In my humble opinion, the main thing enums are good for is type safety.
Suppose you have a function which can be called with some option that has a fixed set of possibilities. Say, "sale" or "return". A really bad solution would be to pass in a string, like:
public void doTransaction(String type)
{
if (type.equals("sale"))
... do whatever ...
}
One big catch to this method is if someone were to try calling it with "Sale" or "sail". Unless the program verifies that only valid parameters are passed in, misspellings could give mysterious bugs.
So okay, many programmers created constants for this:
public final static int SALE=1, RETURN=2;
public void doTransaction(int type)
{
if (type==SALE)
... do whatever ...
}
That's much better, but it still has problems. Suppose we have two parameters:
public final static int SALE=1, RETURN=2;
public final static int DOMESTIC=1, FOREIGN=2;
public void doTransaction(int type, int locale)
{
if (type==SALE && locale==DOMESTIC)
... etc ...
}
Now someone gets confused and calls doTransaction(FOREIGN, SALE)

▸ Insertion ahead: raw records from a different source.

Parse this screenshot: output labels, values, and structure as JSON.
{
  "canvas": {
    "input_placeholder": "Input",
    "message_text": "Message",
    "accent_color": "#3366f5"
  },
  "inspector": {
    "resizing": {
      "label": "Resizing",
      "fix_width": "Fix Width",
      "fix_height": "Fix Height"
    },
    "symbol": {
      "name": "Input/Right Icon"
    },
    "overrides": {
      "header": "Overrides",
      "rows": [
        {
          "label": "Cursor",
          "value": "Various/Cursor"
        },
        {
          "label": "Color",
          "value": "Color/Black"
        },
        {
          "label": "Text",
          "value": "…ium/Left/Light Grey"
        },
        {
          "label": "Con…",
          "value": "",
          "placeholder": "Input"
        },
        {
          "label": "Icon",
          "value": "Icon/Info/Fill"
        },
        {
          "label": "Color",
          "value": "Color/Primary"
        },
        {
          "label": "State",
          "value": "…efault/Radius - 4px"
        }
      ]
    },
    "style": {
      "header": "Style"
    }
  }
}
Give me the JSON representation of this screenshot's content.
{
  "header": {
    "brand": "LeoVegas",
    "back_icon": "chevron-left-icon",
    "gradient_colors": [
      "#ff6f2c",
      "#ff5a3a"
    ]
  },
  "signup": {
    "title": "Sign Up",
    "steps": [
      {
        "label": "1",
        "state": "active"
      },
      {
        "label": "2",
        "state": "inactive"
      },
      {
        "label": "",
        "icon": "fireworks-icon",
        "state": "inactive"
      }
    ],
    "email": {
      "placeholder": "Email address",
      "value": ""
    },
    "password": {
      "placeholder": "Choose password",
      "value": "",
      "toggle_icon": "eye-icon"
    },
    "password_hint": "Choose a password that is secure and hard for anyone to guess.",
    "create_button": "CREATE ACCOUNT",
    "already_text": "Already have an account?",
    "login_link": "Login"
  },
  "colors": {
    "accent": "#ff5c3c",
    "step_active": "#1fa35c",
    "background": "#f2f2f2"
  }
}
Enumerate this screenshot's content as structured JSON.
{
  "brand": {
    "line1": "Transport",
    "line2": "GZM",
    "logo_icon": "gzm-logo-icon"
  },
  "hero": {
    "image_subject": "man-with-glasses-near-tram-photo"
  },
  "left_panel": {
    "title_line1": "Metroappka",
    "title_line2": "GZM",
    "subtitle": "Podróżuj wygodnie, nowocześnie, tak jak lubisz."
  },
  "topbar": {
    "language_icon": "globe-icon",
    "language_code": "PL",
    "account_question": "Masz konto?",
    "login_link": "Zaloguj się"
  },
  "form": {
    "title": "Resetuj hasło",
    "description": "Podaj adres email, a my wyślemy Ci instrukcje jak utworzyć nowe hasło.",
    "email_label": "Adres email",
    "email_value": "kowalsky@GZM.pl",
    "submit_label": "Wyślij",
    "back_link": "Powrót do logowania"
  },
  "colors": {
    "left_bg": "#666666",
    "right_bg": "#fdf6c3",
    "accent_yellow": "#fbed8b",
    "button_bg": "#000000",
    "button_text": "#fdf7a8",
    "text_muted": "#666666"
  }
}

. This will compile successfully, pass any validity tests within the program, and give totally incorrect results. Because if you didn't catch it, the parameters are in the wrong order.
Enums solve this problem. If instead you write
enum SaleType {SALE, RETURN};
enum Locale {DOMESTIC, FOREIGN};
public void doTransaction(SaleType type, Locale locale)
... etc ...
Now if someone tries to write, doTransaction(Locale.FOREIGN, SaleType.SALE)
, they get a compile-time error, and immediately know that they have the parameters wrong.